"I've complained before about the undeserving admiration given to many science fiction novels and short stories of earlier decades. Such reverence frequently results in fans recommending these works to people wanting to try the genre. And that's not a good thing. Readers new to the genre are not served well by recommendations to read Isaac Asimov, EE 'Doc' Smith, Robert Heinlein, or the like. Such fiction is no longer relevant, is often written with sensibilities offensive to modern readers, usually has painfully bad prose, and is mostly hard to find because it's out of print. A better recommendation would be a current author - such as Richard Morgan, Alastair Reynolds, Iain M Banks, Ken MacLeod, Stephen Baxter, and so on.
I can hear howls of outrage across the tinterweb."
There's a wider argument behind what Ian has to say. For people outside of the genre, authors like Clarke and Asimov are familiar touchstones they've heard of regardless of whether or not they've actually encountered their fiction.
However, these writers also date from a period when many writers - and Asimov was particularly vocal in this context - who believed that the Idea was far more important than the language used to express it; in other words, the 'story' was nothing more than a vehicle for the Idea. If the prose was a bit rough, well, that didn't matter as much as the Idea.
This is why sf has historically been seen as a low-rent form of writing typified by bad prose skills and wooden characterisation. The fact that much of it was written in a time when open racism and deeply offensive views of women were much more common currency can at times become unpleasantly obvious. Elements of this can be found, unfortunately, in some of Heinlein's novels.
This changed to a great degree first with the 'New Wave' sf of the Sixties and later with publications such as Interzone. The quality of the prose became as important as the Idea, as did developing rounded, more interesting and - particularly in the wave of New Space Opera - morally ambiguous characters. In all, things have become much better, and it's rare for me to find pleasure any more in the old-school fiction. I find that I overwhelmingly prefer to read stuff dating from the late Seventies on, with notable exceptions such as Ellison, Tiptree, Dick, Delany, Moorcock and others of similar ilk.
On the other hand, the reason some prefer the old stuff is quite simply because it's relatively straightforward, dating as it does from a time when the available scientific knowledge was still relatively easy to assimilate in a diluted fictional format.

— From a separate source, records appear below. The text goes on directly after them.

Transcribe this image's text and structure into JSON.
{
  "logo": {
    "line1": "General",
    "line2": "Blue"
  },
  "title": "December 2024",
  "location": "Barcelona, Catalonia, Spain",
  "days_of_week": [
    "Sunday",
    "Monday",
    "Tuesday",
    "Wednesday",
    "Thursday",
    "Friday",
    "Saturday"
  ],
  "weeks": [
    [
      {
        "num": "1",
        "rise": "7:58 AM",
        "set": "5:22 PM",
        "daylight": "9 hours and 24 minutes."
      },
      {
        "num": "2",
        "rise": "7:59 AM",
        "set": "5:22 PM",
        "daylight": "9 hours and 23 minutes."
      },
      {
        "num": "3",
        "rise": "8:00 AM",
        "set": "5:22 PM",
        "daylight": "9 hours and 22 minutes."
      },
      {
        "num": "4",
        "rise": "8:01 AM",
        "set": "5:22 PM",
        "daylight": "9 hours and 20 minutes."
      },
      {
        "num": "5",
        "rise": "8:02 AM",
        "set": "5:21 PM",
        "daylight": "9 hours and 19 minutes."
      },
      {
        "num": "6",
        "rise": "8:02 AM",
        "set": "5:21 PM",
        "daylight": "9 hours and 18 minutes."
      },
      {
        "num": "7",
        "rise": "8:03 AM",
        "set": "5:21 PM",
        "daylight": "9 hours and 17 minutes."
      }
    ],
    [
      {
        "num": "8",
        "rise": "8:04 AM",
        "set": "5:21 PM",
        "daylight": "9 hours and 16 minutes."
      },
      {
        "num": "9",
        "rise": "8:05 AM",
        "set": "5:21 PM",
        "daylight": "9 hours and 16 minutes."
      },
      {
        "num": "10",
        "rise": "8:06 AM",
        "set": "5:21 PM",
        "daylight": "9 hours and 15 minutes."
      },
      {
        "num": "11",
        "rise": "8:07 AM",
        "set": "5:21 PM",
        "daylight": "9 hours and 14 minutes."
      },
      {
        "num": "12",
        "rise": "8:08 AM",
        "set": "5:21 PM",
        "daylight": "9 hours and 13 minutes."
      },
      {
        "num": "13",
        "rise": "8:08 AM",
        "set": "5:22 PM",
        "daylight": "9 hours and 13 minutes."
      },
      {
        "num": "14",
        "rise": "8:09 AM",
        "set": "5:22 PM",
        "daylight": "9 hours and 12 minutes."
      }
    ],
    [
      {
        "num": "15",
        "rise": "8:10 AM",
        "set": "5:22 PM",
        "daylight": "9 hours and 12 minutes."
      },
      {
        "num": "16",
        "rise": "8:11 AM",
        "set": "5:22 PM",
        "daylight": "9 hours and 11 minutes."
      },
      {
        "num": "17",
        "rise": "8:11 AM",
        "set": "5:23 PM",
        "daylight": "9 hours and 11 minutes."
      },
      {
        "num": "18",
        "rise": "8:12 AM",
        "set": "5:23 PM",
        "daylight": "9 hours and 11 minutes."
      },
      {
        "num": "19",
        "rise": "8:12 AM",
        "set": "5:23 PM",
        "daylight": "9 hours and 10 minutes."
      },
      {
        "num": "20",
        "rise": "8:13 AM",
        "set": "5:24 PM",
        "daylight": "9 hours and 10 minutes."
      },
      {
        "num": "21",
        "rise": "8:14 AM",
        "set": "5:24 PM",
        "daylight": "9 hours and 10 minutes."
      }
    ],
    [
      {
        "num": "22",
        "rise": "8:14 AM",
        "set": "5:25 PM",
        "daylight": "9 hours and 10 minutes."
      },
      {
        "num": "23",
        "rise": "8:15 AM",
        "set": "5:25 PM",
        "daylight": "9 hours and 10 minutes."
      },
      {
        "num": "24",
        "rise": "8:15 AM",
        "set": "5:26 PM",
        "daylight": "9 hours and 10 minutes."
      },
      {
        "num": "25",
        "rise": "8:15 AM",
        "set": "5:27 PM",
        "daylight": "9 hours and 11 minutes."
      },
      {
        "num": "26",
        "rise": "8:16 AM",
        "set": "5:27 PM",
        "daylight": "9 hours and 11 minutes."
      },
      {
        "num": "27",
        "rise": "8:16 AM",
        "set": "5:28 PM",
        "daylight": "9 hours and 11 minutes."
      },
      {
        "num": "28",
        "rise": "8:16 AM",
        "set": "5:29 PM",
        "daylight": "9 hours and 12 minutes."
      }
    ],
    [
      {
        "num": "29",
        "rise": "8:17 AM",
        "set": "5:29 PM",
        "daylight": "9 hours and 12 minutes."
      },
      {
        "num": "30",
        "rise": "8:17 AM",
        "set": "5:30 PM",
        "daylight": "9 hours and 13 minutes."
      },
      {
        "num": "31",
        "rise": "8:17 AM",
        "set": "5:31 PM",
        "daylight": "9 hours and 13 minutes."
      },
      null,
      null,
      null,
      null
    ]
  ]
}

Some critics, such as Barry Malzberg, have argued that the average non-genre reader might well have no idea what is going on in a modern sf story if they were to pick up a magazine and attempt to read the contents; that the concepts and language used to express the Idea can be particularly opaque to a casual browser with relatively little conception of such notions as quantum physics, nanotechnology or dark energy.
The answer for new readers, I think, lies in a middle-ground: accessible, well-researched and well-written fiction. Kim Stanley Robinson immediately springs to mind in this context. So does, despite the density of the ideas involved, Neal Stephenson. Ian's suggestions of Richard Morgan and Iain Banks are apt ones, in my opinion, as would be Dan Simmons and also early to mid-period John Varley.
This all isn't to say that all the older stuff is rubbish, far from it; perhaps the more accurate argument is that the older fiction being recommended is the wrong kind to recommend. Rather than the Damned Holy Trinity of Heinlein, Asimov and Clarke, we should be recommending Silverberg's Book of Skulls, Zelazny's Damnation Alley, and Philip K. Dick. Perhaps an apt metaphor for the difference between the two forms would be: Old Testament SF, and New Testament SF. The old, mean, lightning-bolt chucking stuff as opposed to the later, more ambiguous works.